Categories
algorithm arrays language-agnostic

How to find repeating sequence of characters in a given array?

My problem is to find the repeating sequence of characters in the given array. simply, to identify the pattern in which the characters are appearing.

   .---.---.---.---.---.---.---.---.---.---.---.---.---.---.
1: | J | A | M | E | S | O | N | J | A | M | E | S | O | N |
'---'---'---'---'---'---'---'---'---'---'---'---'---'---'

   .---.---.---.---.---.---.---.---.---.---.---.---.---.---.---.
2: | R | O | N | R | O | N | R | O | N | R | O | N | R | O | N |
'---'---'---'---'---'---'---'---'---'---'---'---'---'---'---'

   .---.---.---.---.---.---.---.---.---.---.---.---.
3: | S | H | A | M | I | L | S | H | A | M | I | L |
'---'---'---'---'---'---'---'---'---'---'---'---'

   .---.---.---.---.---.---.---.---.---.---.---.---.---.---.---.---.---.---.
4: | C | A | R | P | E | N | T | E | R | C | A | R | P | E | N | T | E | R |
'---'---'---'---'---'---'---'---'---'---'---'---'---'---'---'---'---'---'


Example

Given the previous data, the result should be:

  1. "JAMESON"
  2. "RON"
  3. "SHAMIL"
  4. "CARPENTER"


Question

  • How to deal with this problem efficiently?

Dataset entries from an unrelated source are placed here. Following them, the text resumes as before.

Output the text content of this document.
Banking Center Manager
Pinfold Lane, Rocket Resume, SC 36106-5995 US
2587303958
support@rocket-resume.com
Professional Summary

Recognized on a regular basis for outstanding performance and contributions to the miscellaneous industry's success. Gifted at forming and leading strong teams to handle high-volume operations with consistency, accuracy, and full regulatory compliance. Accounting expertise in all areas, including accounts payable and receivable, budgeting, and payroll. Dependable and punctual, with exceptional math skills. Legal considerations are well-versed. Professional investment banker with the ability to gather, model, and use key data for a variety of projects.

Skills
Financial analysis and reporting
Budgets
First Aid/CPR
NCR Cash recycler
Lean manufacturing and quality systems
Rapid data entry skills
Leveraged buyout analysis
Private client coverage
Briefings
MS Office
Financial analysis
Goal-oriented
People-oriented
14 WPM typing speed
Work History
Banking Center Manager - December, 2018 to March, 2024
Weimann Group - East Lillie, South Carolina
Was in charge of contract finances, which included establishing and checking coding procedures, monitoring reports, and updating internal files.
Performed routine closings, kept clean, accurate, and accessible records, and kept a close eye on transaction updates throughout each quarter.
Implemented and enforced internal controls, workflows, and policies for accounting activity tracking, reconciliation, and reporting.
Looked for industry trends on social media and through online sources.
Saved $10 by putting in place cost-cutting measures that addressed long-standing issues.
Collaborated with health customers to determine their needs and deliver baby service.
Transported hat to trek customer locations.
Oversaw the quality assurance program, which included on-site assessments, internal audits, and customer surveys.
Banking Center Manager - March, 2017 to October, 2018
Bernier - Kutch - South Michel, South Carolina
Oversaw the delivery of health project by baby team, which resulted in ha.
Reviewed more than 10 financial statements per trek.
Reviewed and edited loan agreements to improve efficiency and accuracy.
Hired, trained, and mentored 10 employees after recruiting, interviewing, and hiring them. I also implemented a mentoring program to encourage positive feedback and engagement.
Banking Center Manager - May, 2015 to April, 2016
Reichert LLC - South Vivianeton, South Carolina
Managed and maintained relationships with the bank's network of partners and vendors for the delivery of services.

For your examples, my first approach would be to

  1. get the first character of the array (for your last example, that would be C)
  2. get the index of the next appearance of that character in the array (e.g. 9)
  3. if it is found, search for the next appearance of the substring between the two appearances of the character (in this case CARPENTER)
  4. if it is found, you’re done (and the result is this substring).

Of course, this works only for a very limited subset of possible arrays, where the same word is repeated over and over again, starting from the beginning, without stray characters in between, and its first character is not repeated within the word. But all your examples fall into this category – and I prefer the simplest solution which could possibly work 🙂

If the repeated word contains the first character multiple times (e.g. CACTUS), the algorithm can be extended to look for subsequent occurrences of that character too, not only the first one (so that it finds the whole repeated word, not only a substring of it).

Note that this extended algorithm would give a different result for your second example, namely RONRON instead of RON.